Mais le temps passe et sa sœur s'inquiète de ne pas le voir rentrer. Après plus de deux heures d’une interminable attente, Roseline Hamel voit arriver "une employée des pompes funèbres" : "J'imagine qu'on lui avait confié la douloureuse mission de nous apprendre la nouvelle. Alors elle s'avance vers moi et me dit : 'bon, ben voilà, c'est terminé. Une personne est blessée, l'autre est morte, c'est votre frère.'"
L'annonce est brutale. Roseline Hamel se met à hurler le prénom de son frère. Le cri est si fort qu'elle s'en éventre les poumons.
Ce jeudi 14 mai 2026, Nassera Kermiche et Roseline Hamel témoignaient devant le public du Forum Zachée à Paray-le-Monial • © FTV
Devant un public abasourdi, Nassera Kermiche raconte elle aussi son 26 juillet 2016. Dernier acte d'une descente aux enfers pour cette mère de famille encore rongée par la culpabilité de ne pas avoir réussi à enrayer la radicalisation de son plus jeune fils, Adel.
Par deux fois, il tente de rejoindre la Syrie, par deux fois, sa mère prévient la police. Lors de sa deuxième arrestation, il passe 10 mois en prison.
"La détention n'a rien arrangé, décrit-elle. À chaque fois qu'on allait lui rendre visite, nous avions extrêmement peur. Il nous disait : 'je suis avec des frères, ils sont revenus de Syrie, ils m'ont raconté, c'est trop bien'. Ils lui ont appris à lire, à écrire et à parler l'arabe alors qu'il n'en connaissait pas un mot. Ils lui ont enseigné le Coran. Quand il est sorti, il était totalement radicalisé."
Mais jusqu'à ce que la police lui apprenne brutalement la mort de son fils, Nassera Kermiche n'imagine pas Adel capable de commettre un attentat. "Ce genre de situation peut arriver dans toutes les familles", lance-t-elle douloureusement au public.
Cette amitié si évidente pour elles a été critiquée, notamment sur les réseaux sociaux. Alors les deux femmes ont choisi d’expliquer : "j’ai bien essayé de lutter pendant huit ans contre cette incompréhension", se souvient Roseline Hamel.

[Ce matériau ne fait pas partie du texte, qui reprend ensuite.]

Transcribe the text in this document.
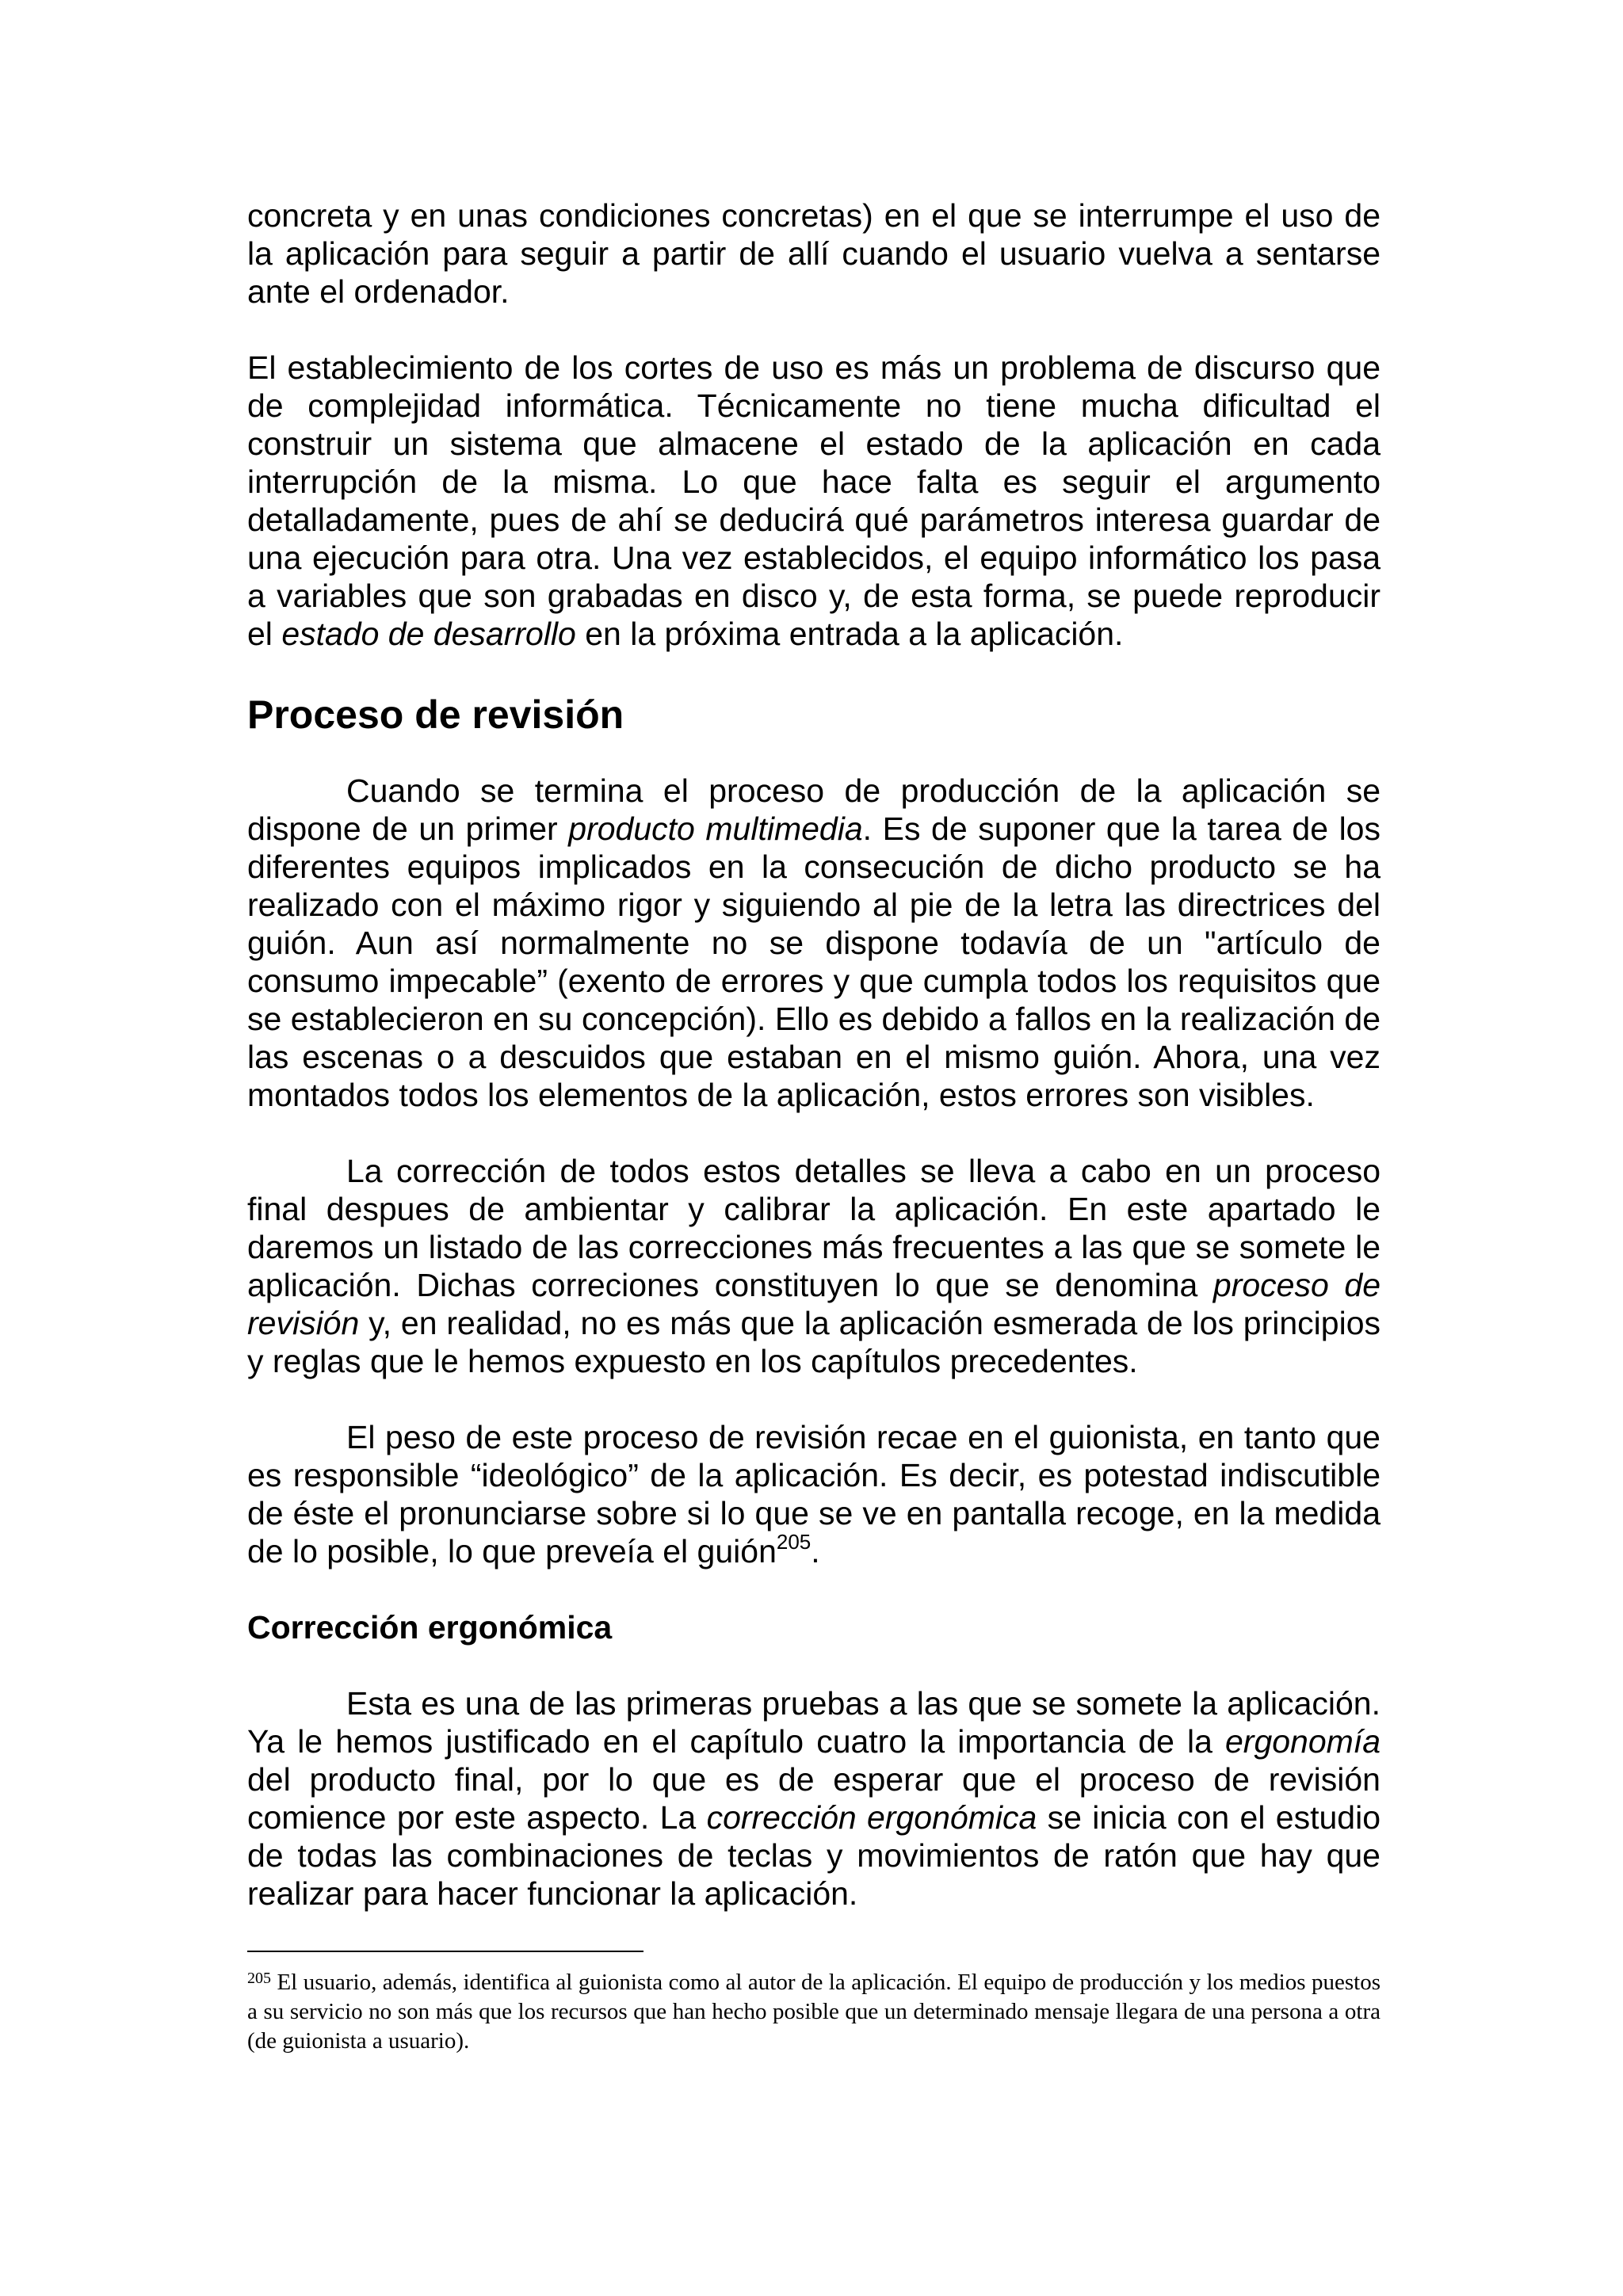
concreta y en unas condiciones concretas) en el que se interrumpe el uso de la aplicación para seguir a partir de allí cuando el usuario vuelva a sentarse ante el ordenador.

El establecimiento de los cortes de uso es más un problema de discurso que de complejidad informática. Técnicamente no tiene mucha dificultad el construir un sistema que almacene el estado de la aplicación en cada interrupción de la misma. Lo que hace falta es seguir el argumento detalladamente, pues de ahí se deducirá qué parámetros interesa guardar de una ejecución para otra. Una vez establecidos, el equipo informático los pasa a variables que son grabadas en disco y, de esta forma, se puede reproducir el estado de desarrollo en la próxima entrada a la aplicación.

Proceso de revisión

Cuando se termina el proceso de producción de la aplicación se dispone de un primer producto multimedia. Es de suponer que la tarea de los diferentes equipos implicados en la consecución de dicho producto se ha realizado con el máximo rigor y siguiendo al pie de la letra las directrices del guión. Aun así normalmente no se dispone todavía de un "artículo de consumo impecable” (exento de errores y que cumpla todos los requisitos que se establecieron en su concepción). Ello es debido a fallos en la realización de las escenas o a descuidos que estaban en el mismo guión. Ahora, una vez montados todos los elementos de la aplicación, estos errores son visibles.

La corrección de todos estos detalles se lleva a cabo en un proceso final despues de ambientar y calibrar la aplicación. En este apartado le daremos un listado de las correcciones más frecuentes a las que se somete le aplicación. Dichas correciones constituyen lo que se denomina proceso de revisión y, en realidad, no es más que la aplicación esmerada de los principios y reglas que le hemos expuesto en los capítulos precedentes.

El peso de este proceso de revisión recae en el guionista, en tanto que es responsible “ideológico” de la aplicación. Es decir, es potestad indiscutible de éste el pronunciarse sobre si lo que se ve en pantalla recoge, en la medida de lo posible, lo que preveía el guión$^{205}$.

Corrección ergonómica

Esta es una de las primeras pruebas a las que se somete la aplicación. Ya le hemos justificado en el capítulo cuatro la importancia de la ergonomía del producto final, por lo que es de esperar que el proceso de revisión comience por este aspecto. La corrección ergonómica se inicia con el estudio de todas las combinaciones de teclas y movimientos de ratón que hay que realizar para hacer funcionar la aplicación.

$^{205}$ El usuario, además, identifica al guionista como al autor de la aplicación. El equipo de producción y los medios puestos a su servicio no son más que los recursos que han hecho posible que un determinado mensaje llegara de una persona a otra (de guionista a usuario).
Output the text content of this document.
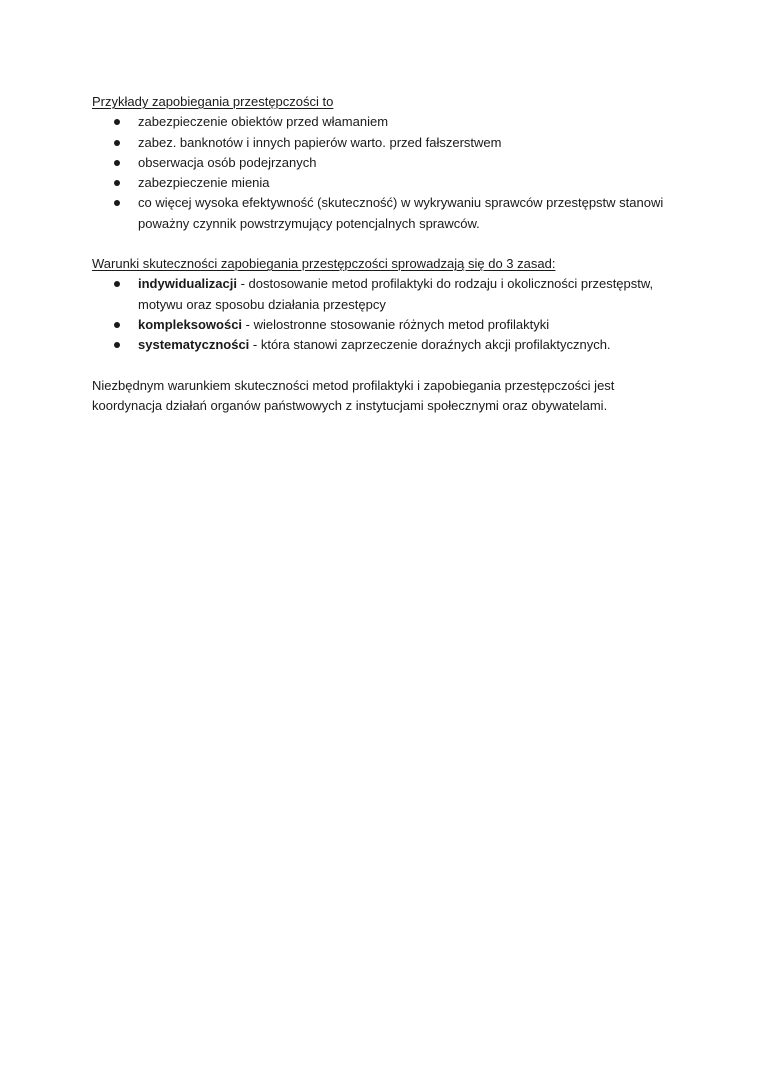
Przykłady zapobiegania przestępczości to

zabezpieczenie obiektów przed włamaniem
zabez. banknotów i innych papierów warto. przed fałszerstwem
obserwacja osób podejrzanych
zabezpieczenie mienia
co więcej wysoka efektywność (skuteczność) w wykrywaniu sprawców przestępstw stanowi poważny czynnik powstrzymujący potencjalnych sprawców.

Warunki skuteczności zapobiegania przestępczości sprowadzają się do 3 zasad:

indywidualizacji - dostosowanie metod profilaktyki do rodzaju i okoliczności przestępstw, motywu oraz sposobu działania przestępcy
kompleksowości - wielostronne stosowanie różnych metod profilaktyki
systematyczności - która stanowi zaprzeczenie doraźnych akcji profilaktycznych.

Niezbędnym warunkiem skuteczności metod profilaktyki i zapobiegania przestępczości jest koordynacja działań organów państwowych z instytucjami społecznymi oraz obywatelami.
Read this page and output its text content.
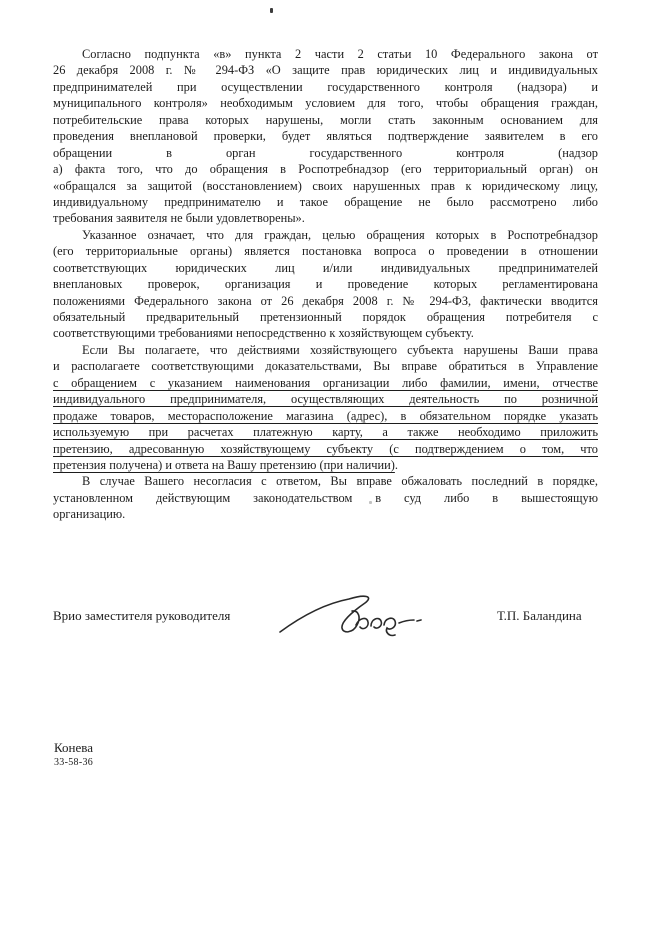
Согласно подпункта «в» пункта 2 части 2 статьи 10 Федерального закона от
26 декабря 2008 г. № 294-ФЗ «О защите прав юридических лиц и индивидуальных
предпринимателей при осуществлении государственного контроля (надзора) и
муниципального контроля» необходимым условием для того, чтобы обращения граждан,
потребительские права которых нарушены, могли стать законным основанием для
проведения внеплановой проверки, будет являться подтверждение заявителем в его
обращении в орган государственного контроля (надзор
а) факта того, что до обращения в Роспотребнадзор (его территориальный орган) он
«обращался за защитой (восстановлением) своих нарушенных прав к юридическому лицу,
индивидуальному предпринимателю и такое обращение не было рассмотрено либо
требования заявителя не были удовлетворены».
Указанное означает, что для граждан, целью обращения которых в Роспотребнадзор
(его территориальные органы) является постановка вопроса о проведении в отношении
соответствующих юридических лиц и/или индивидуальных предпринимателей
внеплановых проверок, организация и проведение которых регламентирована
положениями Федерального закона от 26 декабря 2008 г. № 294-ФЗ, фактически вводится
обязательный предварительный претензионный порядок обращения потребителя с
соответствующими требованиями непосредственно к хозяйствующем субъекту.
Если Вы полагаете, что действиями хозяйствующего субъекта нарушены Ваши права
и располагаете соответствующими доказательствами, Вы вправе обратиться в Управление
с обращением с указанием наименования организации либо фамилии, имени, отчестве
индивидуального предпринимателя, осуществляющих деятельность по розничной
продаже товаров, месторасположение магазина (адрес), в обязательном порядке указать
используемую при расчетах платежную карту, а также необходимо приложить
претензию, адресованную хозяйствующему субъекту (с подтверждением о том, что
претензия получена) и ответа на Вашу претензию (при наличии).
В случае Вашего несогласия с ответом, Вы вправе обжаловать последний в порядке,
установленном действующим законодательством в суд либо в вышестоящую
организацию.
Врио заместителя руководителя	Т.П. Баландина
Конева
33-58-36
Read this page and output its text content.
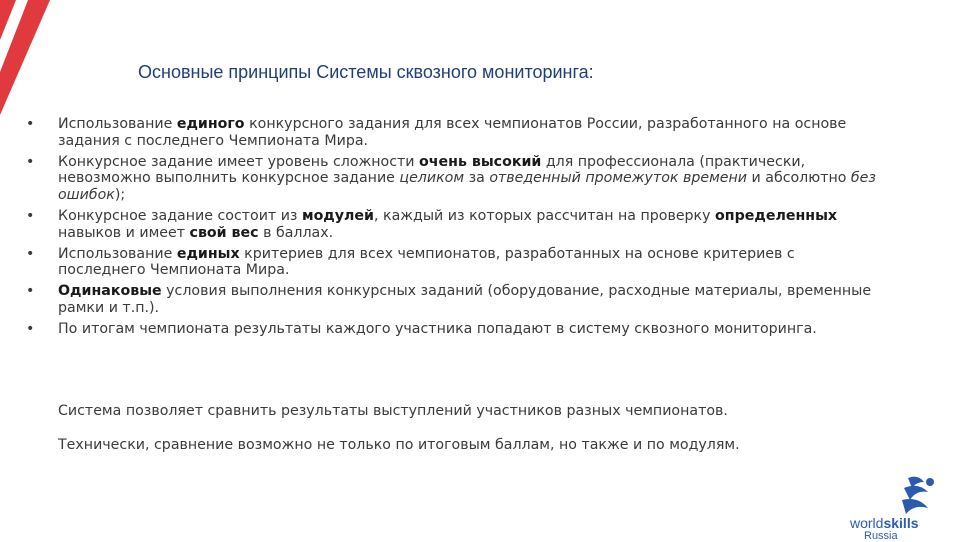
Основные принципы Системы сквозного мониторинга:
• Использование единого конкурсного задания для всех чемпионатов России, разработанного на основе задания с последнего Чемпионата Мира.
• Конкурсное задание имеет уровень сложности очень высокий для профессионала (практически, невозможно выполнить конкурсное задание целиком за отведенный промежуток времени и абсолютно без ошибок);
• Конкурсное задание состоит из модулей, каждый из которых рассчитан на проверку определенных навыков и имеет свой вес в баллах.
• Использование единых критериев для всех чемпионатов, разработанных на основе критериев с последнего Чемпионата Мира.
• Одинаковые условия выполнения конкурсных заданий (оборудование, расходные материалы, временные рамки и т.п.).
• По итогам чемпионата результаты каждого участника попадают в систему сквозного мониторинга.
Система позволяет сравнить результаты выступлений участников разных чемпионатов.
Технически, сравнение возможно не только по итоговым баллам, но также и по модулям.
worldskills
Russia
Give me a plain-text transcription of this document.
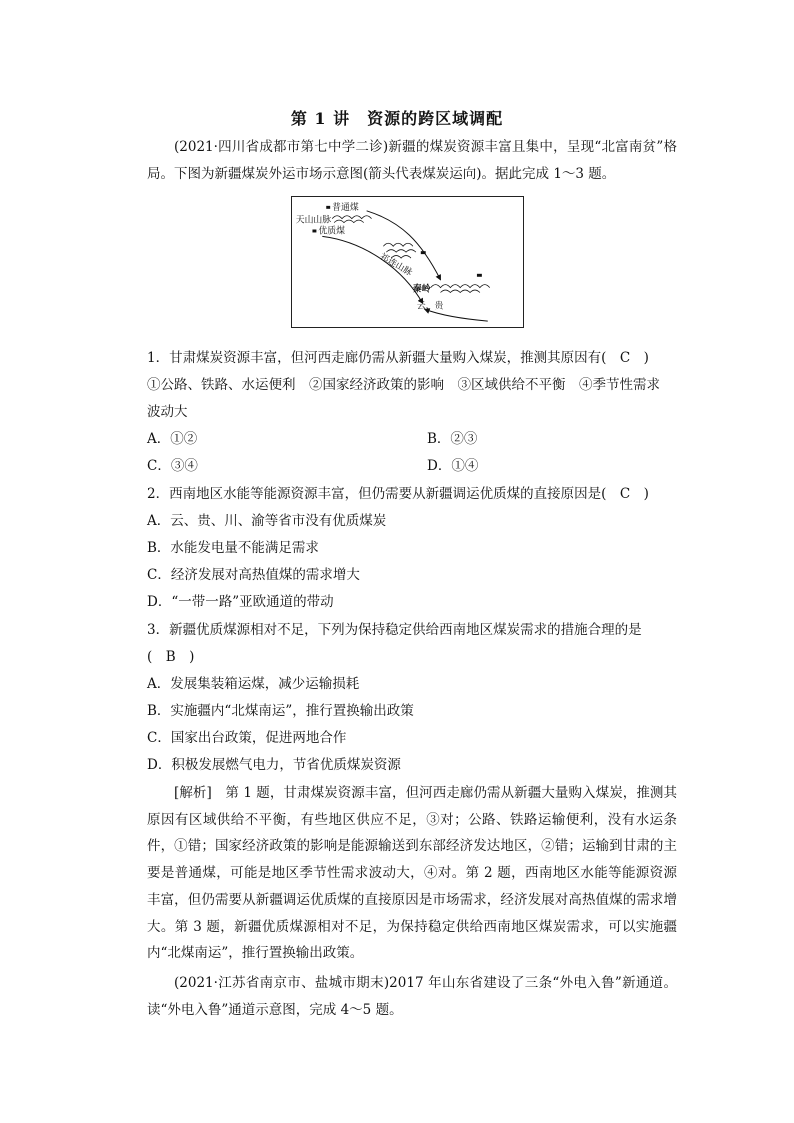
第 1 讲　资源的跨区域调配
(2021·四川省成都市第七中学二诊)新疆的煤炭资源丰富且集中，呈现“北富南贫”格局。下图为新疆煤炭外运市场示意图(箭头代表煤炭运向)。据此完成 1～3 题。
普通煤
天山山脉
优质煤
祁连山脉
秦岭
云、贵
1．甘肃煤炭资源丰富，但河西走廊仍需从新疆大量购入煤炭，推测其原因有(　C　)
①公路、铁路、水运便利　②国家经济政策的影响　③区域供给不平衡　④季节性需求
波动大
A．①②	B．②③
C．③④	D．①④
2．西南地区水能等能源资源丰富，但仍需要从新疆调运优质煤的直接原因是(　C　)
A．云、贵、川、渝等省市没有优质煤炭
B．水能发电量不能满足需求
C．经济发展对高热值煤的需求增大
D．“一带一路”亚欧通道的带动
3．新疆优质煤源相对不足，下列为保持稳定供给西南地区煤炭需求的措施合理的是
(　B　)
A．发展集装箱运煤，减少运输损耗
B．实施疆内“北煤南运”，推行置换输出政策
C．国家出台政策，促进两地合作
D．积极发展燃气电力，节省优质煤炭资源
[解析]　第 1 题，甘肃煤炭资源丰富，但河西走廊仍需从新疆大量购入煤炭，推测其原因有区域供给不平衡，有些地区供应不足，③对；公路、铁路运输便利，没有水运条件，①错；国家经济政策的影响是能源输送到东部经济发达地区，②错；运输到甘肃的主要是普通煤，可能是地区季节性需求波动大，④对。第 2 题，西南地区水能等能源资源丰富，但仍需要从新疆调运优质煤的直接原因是市场需求，经济发展对高热值煤的需求增大。第 3 题，新疆优质煤源相对不足，为保持稳定供给西南地区煤炭需求，可以实施疆内“北煤南运”，推行置换输出政策。
(2021·江苏省南京市、盐城市期末)2017 年山东省建设了三条“外电入鲁”新通道。读“外电入鲁”通道示意图，完成 4～5 题。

Les préjugés allant bon train, nous avons décidé d’ouvrir l’esprit des gens pour qu’ils comprennent et se mettent enfin à notre place. Qu’ils ressentent cette souffrance abominable dans laquelle nous avons été projetées et cette rencontre improbable mais possible dans ce monde perturbé par différentes violences guerrières.
Roseline Hamel, soeur du père Jacques
Et lorsque nous interrogeons Nassera Kermiche sur d’éventuelles craintes à l’idée de s’exposer en public, elle nous répond : "moi je viens avec mon cœur. Cet attentat est horrible. Mais ce qu’il en reste aujourd’hui, c’est cette rencontre. Cette amitié montre que la paix est possible dans n’importe quelle circonstance, que quelque chose de bon peut sortir d’un événement dramatique".
Par leur témoignage, Roseline Hamel et Nassera Kermiche espèrent donner à chacun la force d’aller à la rencontre de l’autre, au-delà des préjugés.